Printing onto fabric is a permanent process unless you get it hideously wrong. You have no chance of removing a professional print from a garment. :-(


----------



## borrini

blueplanetprint said:


> Printing onto fabric is a permanent process unless you get it hideously wrong. You have no chance of removing a professional print from a garment. :-(


i was thinking of using sandpaper... do you think that could work??


----------



## prometheus

borrini said:


> i was thinking of using sandpaper... do you think that could work??


It'll remove it along with the shirt.

3


----------



## Titere

Hey, I dont think sand papers is the way. 
But, there is a way...
I have done this before. You need to get the plastisol remover liquid and a pressure gun to spary it to the garmet. My partner has one @ home and I think he got it @ silkscreeningsuplies.com.
You can take polastisol out even if it is cured already. I know cuz I've done it. I dont know if it will work in all cases or not. Anyways, I dont think it is cost efective or productive to buy this equipment and liquid to remove ink from only one shirt.


----------



## Fluid

even with spot remover fluid you can damage a shirt. Depending on the color of the shirt and the inks you might not get all of the ink off. Large areas tend to leave a haze of the ink and remover (spot fluid) if used in large amounts.
That shirt looks like it may be be pigment dyed and if so, the spot remover fluid will remove the dye as well. 
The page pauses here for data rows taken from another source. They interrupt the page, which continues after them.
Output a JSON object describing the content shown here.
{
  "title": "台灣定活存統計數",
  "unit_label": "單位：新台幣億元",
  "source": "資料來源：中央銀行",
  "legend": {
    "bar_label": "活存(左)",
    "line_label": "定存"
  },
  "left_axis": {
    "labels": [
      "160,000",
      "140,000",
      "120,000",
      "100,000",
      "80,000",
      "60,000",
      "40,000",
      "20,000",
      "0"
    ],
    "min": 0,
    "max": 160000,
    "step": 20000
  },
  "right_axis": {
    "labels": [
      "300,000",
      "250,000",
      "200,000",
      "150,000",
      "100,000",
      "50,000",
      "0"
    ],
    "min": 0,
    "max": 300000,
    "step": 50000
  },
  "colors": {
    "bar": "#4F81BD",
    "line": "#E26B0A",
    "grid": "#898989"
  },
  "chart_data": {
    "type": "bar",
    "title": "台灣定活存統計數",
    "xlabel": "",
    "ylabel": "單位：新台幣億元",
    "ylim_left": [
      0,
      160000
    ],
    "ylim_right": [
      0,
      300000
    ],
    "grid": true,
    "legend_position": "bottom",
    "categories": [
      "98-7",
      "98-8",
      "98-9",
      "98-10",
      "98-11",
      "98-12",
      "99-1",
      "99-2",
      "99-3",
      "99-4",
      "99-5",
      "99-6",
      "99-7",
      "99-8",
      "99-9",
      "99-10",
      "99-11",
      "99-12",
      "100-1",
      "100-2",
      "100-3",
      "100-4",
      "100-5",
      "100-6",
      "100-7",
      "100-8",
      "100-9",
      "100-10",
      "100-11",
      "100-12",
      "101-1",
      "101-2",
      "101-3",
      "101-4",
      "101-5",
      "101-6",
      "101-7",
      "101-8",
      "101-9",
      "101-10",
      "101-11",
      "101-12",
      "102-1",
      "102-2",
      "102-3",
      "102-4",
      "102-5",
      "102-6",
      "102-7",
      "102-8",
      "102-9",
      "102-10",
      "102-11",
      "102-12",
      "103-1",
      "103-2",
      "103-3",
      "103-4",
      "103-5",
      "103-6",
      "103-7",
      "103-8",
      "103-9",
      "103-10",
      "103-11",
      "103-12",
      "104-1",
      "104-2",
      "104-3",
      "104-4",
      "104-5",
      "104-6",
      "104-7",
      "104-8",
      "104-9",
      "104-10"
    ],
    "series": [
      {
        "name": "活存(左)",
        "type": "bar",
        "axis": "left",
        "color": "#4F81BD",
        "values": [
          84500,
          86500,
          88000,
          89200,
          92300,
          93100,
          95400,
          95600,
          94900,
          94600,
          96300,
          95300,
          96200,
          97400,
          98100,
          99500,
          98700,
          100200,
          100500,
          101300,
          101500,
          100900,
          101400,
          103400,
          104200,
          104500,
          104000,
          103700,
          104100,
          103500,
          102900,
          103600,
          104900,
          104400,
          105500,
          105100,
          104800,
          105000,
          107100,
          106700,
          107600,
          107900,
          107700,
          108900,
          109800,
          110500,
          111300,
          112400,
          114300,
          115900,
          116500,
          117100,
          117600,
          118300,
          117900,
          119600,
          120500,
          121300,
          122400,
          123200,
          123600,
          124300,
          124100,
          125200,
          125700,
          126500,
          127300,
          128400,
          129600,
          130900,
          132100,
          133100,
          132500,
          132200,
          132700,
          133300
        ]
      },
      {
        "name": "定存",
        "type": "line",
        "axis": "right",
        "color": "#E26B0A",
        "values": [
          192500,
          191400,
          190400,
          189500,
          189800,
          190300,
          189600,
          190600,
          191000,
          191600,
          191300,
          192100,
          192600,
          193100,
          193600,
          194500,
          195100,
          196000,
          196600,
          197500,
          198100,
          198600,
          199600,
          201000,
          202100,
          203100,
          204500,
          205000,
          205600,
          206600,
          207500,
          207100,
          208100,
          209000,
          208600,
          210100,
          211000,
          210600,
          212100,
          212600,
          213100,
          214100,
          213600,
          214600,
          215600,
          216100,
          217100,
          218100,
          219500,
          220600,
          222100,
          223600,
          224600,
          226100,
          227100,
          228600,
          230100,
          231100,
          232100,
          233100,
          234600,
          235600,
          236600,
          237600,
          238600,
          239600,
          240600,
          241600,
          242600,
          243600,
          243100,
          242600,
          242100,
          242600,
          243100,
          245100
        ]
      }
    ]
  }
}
I wonder how many times I can say my name in this thread


----------



## Titere

Fluid said:


> I wonder how many times I can say my name in this thread



 LOL .......


----------



## vctradingcubao

Maybe you can just print a bigger design on opaque transfers, and cover the unwanted prints.


----------



## mystysue

Sometimes.. you need to just think about the time involved and that time is money...... When you concider the time involved in removing the image from the shirt.. and figure out your per hour rate of what you should be paid.. You will prolly find out its much easier and cheaper to get a new blank shirt.. We deal with this kinda thing all the time in the sign business.. like customers that come in and want to reuse a banner and have us remove all the vinyl etc.. and put new on.... My hourly shop rate is 85.00 an hour.. If i spent 30 mins removing an old graphic from a shirt or sign.. that would be 42.50 worth of time used up.. I could have purch. that item again blank.. and saved money..and the frustration.

just my 2 cents..
sue


----------



## camscam

I used franmar ink degradant on smudges of uncured plastisol and removed successfully.


----------



## badalou

So I saw this post..mmm I thought..I wonder if the T-saver (used for removing vinyl) would work.. the answer is no.. Then I tried the solvent that is used to remove ink from plastisol screen.. I made a mess. so that is my 3 cents..


----------



## riahllander

Is there's a way to remove transfer paper on t-shirt?


----------



## w0rldk1tty

riahllander said:


> Is there's a way to remove transfer paper on t-shirt?


i've removed transfer paper off jean before, it's not easy though. i used rubbing alcohol and A LOT of scrubbing, i think you'd probably damage any other material using this method however.


----------